The blue is my signature square for the "Cliff Dwellings" series--an homage to human idiosyncrasy. Not that such idiosyncrasy is actually allowed by those regulating historical villages today . . . But just imagine!
Copyright 2016. Brenda Helt, Fine Artist. All rights reserved.
Acrylic and molding paste on a custom built gallery-wrapped canvas with a built-in mounting bracket.
36" x 20" x 1.5"
The subject is inspired by the ancient Tuscan hill town of Siena, Italy; the style is inspired by traditional quilting techniques long practiced by women in the States: the blocking patterns of the traditional patchwork quilts of the Plains States, the idiosyncratic irregularity of the crazy-quilt, and the geometrically placed remnant-strips technique traditional to the African American women of Gee's Bend, Alabama.
In this painting, a major landmark of Siena, the Mangia Tower, or Torre del Mangia--the tower of the one who eats--presides over the residential and public buildings (patchwork squares) cascading down the hillside beneath it.
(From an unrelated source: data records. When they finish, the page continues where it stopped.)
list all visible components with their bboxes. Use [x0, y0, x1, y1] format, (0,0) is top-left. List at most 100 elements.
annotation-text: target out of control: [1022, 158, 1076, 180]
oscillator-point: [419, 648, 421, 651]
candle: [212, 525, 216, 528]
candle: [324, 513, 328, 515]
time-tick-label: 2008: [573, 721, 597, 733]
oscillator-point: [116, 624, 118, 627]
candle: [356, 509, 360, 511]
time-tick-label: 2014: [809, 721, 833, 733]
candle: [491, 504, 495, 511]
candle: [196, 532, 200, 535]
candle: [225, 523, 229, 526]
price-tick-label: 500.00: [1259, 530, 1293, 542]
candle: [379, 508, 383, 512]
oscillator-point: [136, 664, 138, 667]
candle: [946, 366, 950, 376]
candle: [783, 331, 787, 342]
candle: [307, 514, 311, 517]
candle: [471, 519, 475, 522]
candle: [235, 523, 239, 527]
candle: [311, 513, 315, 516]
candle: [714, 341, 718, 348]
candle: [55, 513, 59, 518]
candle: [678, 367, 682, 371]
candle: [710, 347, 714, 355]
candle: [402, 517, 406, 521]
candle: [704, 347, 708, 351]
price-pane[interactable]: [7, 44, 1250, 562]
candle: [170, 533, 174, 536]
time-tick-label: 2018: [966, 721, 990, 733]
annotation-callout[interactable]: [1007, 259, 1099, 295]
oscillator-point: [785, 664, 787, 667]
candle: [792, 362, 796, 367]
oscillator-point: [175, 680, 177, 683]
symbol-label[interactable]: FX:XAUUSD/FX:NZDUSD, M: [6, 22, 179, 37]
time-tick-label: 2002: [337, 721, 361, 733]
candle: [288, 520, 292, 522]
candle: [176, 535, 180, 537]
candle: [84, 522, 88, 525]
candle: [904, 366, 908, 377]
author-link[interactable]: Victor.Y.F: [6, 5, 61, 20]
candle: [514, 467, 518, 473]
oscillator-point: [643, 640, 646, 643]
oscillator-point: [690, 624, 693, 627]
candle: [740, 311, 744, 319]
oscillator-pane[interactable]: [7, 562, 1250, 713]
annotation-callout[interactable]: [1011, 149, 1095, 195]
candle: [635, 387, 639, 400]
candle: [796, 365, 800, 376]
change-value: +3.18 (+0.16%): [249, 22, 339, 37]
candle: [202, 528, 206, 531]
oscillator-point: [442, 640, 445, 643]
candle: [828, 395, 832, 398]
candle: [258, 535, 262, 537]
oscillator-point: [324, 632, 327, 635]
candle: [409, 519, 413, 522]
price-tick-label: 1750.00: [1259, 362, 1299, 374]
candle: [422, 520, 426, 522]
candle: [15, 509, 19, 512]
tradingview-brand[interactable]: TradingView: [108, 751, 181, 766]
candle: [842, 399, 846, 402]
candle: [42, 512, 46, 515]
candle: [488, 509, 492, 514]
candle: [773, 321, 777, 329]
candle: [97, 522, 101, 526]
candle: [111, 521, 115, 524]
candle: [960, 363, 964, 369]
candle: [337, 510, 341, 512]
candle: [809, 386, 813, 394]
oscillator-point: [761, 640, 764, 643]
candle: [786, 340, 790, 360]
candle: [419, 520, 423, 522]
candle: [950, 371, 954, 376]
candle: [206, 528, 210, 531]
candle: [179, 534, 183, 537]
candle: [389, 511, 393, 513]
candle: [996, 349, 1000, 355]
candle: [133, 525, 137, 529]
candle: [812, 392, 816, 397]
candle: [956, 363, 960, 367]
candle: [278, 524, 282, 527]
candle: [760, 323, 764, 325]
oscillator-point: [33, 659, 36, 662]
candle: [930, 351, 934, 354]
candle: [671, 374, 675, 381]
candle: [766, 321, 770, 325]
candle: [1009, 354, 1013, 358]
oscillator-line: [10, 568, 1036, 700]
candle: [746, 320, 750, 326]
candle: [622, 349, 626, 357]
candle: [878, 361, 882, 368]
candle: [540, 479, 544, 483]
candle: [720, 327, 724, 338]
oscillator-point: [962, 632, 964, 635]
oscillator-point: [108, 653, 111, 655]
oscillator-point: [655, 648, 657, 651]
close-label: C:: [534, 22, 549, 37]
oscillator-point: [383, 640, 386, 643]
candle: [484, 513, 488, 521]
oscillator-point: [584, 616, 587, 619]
On the other side of the tower is the Piazza del Campo, the shell-shaped piazza that is the site of Siena's famous twice-yearly horse race, the Palio. The center part of the tower and one building at the base of the painting are 3-D objects created with a molding paste that consists partly of marble dust--in keeping with the tower, the lighter colored upper portions of which are marble. Much like actual Italian villas of this era, almost every "building" is at least two colors, and some are four.